SAN DIEGO — I’ve probably heard it said 10 times over the last few days in the lead up to the NLCS… that the Padres and Phillies, both Wild Card teams in large markets that have spent their way into contention, have a lot in common.
And at first glance, it’s a reasonable comparison to make.
The teams finished pretty close together in the standings and each has been making splash after splash during the last few offseasons and trade deadlines. According to Spotrac.com, the Phillies ($172m) and Padres ($167m) have the second and third highest payrolls this season respectively, behind only the Mets.
But when you look a little deeper, you can see there are some major differences — the most noteworthy of which is that the Phillies have actually harnessed their own cheap talent and the Padres have not.
Yes, we said it. The Phillies, who have notoriously drafted horribly and have been forced to bail on several of their most recent top prospects (ranging from J.P. Crawford to Adam Haseley to Mickey Moniak) have seven times as many homegrown players in the postseason than San Diego does.
|Via free agency||7||9|
|Via farm system||1||7|
For this informal data set we just looked at player who’ve appeared in a game in the NLDS to keep it to relevant players. The Padres have Steven Wilson, a 2018 draftee, as their lone developed prospect. The Phillies have Aaron Nola, Rhys Hoskins, Alec Bohm, Bryson Stott, Seranthony Dominguez, Ranger Suarez and Matt Vierling.

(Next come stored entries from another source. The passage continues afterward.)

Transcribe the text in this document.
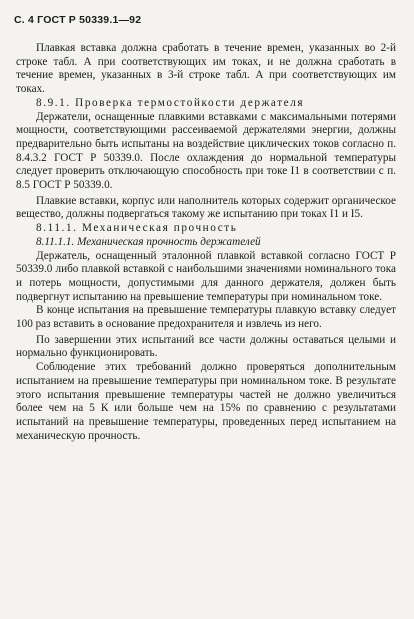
С. 4 ГОСТ Р 50339.1—92

Плавкая вставка должна сработать в течение времен, указанных во 2-й строке табл. А при соответствующих им токах, и не должна сработать в течение времен, указанных в 3-й строке табл. А при соответствующих им токах.

8.9.1. Проверка термостойкости держателя

Держатели, оснащенные плавкими вставками с максимальными потерями мощности, соответствующими рассеиваемой держателями энергии, должны предварительно быть испытаны на воздействие циклических токов согласно п. 8.4.3.2 ГОСТ Р 50339.0. После охлаждения до нормальной температуры следует проверить отключающую способность при токе I1 в соответствии с п. 8.5 ГОСТ Р 50339.0.

Плавкие вставки, корпус или наполнитель которых содержит органическое вещество, должны подвергаться такому же испытанию при токах I1 и I5.

8.11.1. Механическая прочность

8.11.1.1. Механическая прочность держателей

Держатель, оснащенный эталонной плавкой вставкой согласно ГОСТ Р 50339.0 либо плавкой вставкой с наибольшими значениями номинального тока и потерь мощности, допустимыми для данного держателя, должен быть подвергнут испытанию на превышение температуры при номинальном токе.

В конце испытания на превышение температуры плавкую вставку следует 100 раз вставить в основание предохранителя и извлечь из него.

По завершении этих испытаний все части должны оставаться целыми и нормально функционировать.

Соблюдение этих требований должно проверяться дополнительным испытанием на превышение температуры при номинальном токе. В результате этого испытания превышение температуры частей не должно увеличиться более чем на 5 К или больше чем на 15% по сравнению с результатами испытаний на превышение температуры, проведенных перед испытанием на механическую прочность.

The daycare guys that have gotten reps down the stretch have been key this postseason, John Middleton told PhillyVoice after the Phillies clinched the NLDS last week.
“To Rob Thomson’s credit he brought younger guys up… these guys now believe in themselves,” the principle owner of the ball club said. “They believe they belong here and that’s honestly what’s made the difference for us.”

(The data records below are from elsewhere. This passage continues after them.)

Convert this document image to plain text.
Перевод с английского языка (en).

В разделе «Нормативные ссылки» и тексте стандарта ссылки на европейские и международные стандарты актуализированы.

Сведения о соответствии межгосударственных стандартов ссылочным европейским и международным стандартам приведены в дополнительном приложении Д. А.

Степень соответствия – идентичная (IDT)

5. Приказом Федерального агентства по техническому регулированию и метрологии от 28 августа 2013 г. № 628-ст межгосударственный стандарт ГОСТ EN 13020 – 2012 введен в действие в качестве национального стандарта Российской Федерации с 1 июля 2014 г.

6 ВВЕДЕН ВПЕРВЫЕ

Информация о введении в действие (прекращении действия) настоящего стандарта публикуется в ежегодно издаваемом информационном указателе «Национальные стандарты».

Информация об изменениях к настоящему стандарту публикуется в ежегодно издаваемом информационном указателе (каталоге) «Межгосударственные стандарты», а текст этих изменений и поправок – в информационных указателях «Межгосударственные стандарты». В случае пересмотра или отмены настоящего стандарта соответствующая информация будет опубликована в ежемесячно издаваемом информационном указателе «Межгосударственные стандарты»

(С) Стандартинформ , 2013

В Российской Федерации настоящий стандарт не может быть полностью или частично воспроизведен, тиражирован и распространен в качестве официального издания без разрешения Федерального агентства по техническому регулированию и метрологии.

They each have a ton of household names as well, with Juan Soto, Josh Hader and Manny Machado starring for San Diego with sluggers Bryce Harper, Kyle Schwarber, J.T. Realmuto and Nick Castellanos on the other side.
Now this doesn’t necessarily mean the Phillies roster construction process is better. The Padres clearly were able to develop enough desirable assets to acquire 14 players via trade. That’s pretty impressive in and of itself.
But it does give the Phillies a little bit of a different feel as they continue to be compared to the Padres. Their payrolls are similar, sure, but they have far fewer mercenaries and the fact that players like Harper and Realmuto (both big ticket free agent signees) are celebrating their first ever playoff success in Philadelphia is an endearing trait for fans to be sure.
These two teams also have different playing styles, with the Phillies using power pitching and power while the Padres have an all around talented pitching staff and play good defense.
On Tuesday night the Phillies road Zack Wheeler to a dominating win, which also proves that none of this matters if you don’t also have really good playoff arms.